Moi High School-Kabarak is a private mixed-boarding school started in 1979 to offer secondary education to Kenyan students. It was founded by Kenya's second president, Daniel Arap Moi.

The school is located 20 km from Nakuru town, in Kenya's Rift Valley Province. It shares the same compound with Kabarak University and Kabarak Primary.

The school is reputed for its Christian background and good performance in the Kenya Certificate of Secondary Education exams. It is regarded as the top mixed school in the country. The school motto is "On Earth We Rise."

The current principal is Mrs Elisheba Cheruiyot having taken over from  Prof.

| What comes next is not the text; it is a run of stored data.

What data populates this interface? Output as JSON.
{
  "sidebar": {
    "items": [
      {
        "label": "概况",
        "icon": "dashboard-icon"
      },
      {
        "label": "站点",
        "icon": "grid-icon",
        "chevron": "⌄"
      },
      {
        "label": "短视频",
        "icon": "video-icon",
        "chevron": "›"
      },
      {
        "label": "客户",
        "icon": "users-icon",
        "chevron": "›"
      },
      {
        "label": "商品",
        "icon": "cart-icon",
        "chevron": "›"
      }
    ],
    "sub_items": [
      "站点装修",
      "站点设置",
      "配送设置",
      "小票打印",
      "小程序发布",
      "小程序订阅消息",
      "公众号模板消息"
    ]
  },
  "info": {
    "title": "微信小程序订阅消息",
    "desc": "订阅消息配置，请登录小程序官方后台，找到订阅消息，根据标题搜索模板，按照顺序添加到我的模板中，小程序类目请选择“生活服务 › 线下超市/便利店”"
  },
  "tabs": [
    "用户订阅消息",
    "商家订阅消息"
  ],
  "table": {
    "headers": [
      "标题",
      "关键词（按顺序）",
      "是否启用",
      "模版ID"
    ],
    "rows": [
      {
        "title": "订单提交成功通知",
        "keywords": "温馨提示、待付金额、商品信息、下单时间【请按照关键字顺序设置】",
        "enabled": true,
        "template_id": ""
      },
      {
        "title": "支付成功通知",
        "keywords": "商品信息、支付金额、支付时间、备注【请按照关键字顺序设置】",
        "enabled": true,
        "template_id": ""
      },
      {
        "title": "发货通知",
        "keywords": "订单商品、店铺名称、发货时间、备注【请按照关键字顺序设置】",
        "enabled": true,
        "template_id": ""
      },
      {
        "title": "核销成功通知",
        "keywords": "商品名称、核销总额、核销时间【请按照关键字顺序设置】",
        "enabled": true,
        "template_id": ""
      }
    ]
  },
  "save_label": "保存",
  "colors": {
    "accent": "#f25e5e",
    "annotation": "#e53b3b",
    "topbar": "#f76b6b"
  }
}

Henry Kiptiony Kiplagat in May 2015.  Prof. Henry Kiplagat had been principal for 14 years. 
Past principals were: Dr. Edward Sambili, Mr C.N. Lagat, Mr. Grimble, Mr. Joseph Arap Kimetto.

A number of former and current teachers have also gained national acclaim including renown thespian (the late) Barnabas Kasigwa, sports administrator Rowlands Omondi, Mathematics guru Samuel Okumu among others.

History
Moi High School-Kabarak was founded in 1979 by Daniel Arap Moi on his expansive Kabarak farm.

Until recently one of 17 national schools, Moi High School – Kabarak is now a private school funded by tuition revenue, private donations and endowment income.

The school is consistently ranked among Kenya's top-performing schools in each year's national examination results. In the 2010 examination results the school was ranked 6th overall having produced the country's top student. Seven of its students featured among the top 100 candidates nationally. The class of 2011 performed even better registering a mean score of 10.99 breaking the previous record set by the 2010 class of 10.38. Just as in the previous years it was the best private school nationally.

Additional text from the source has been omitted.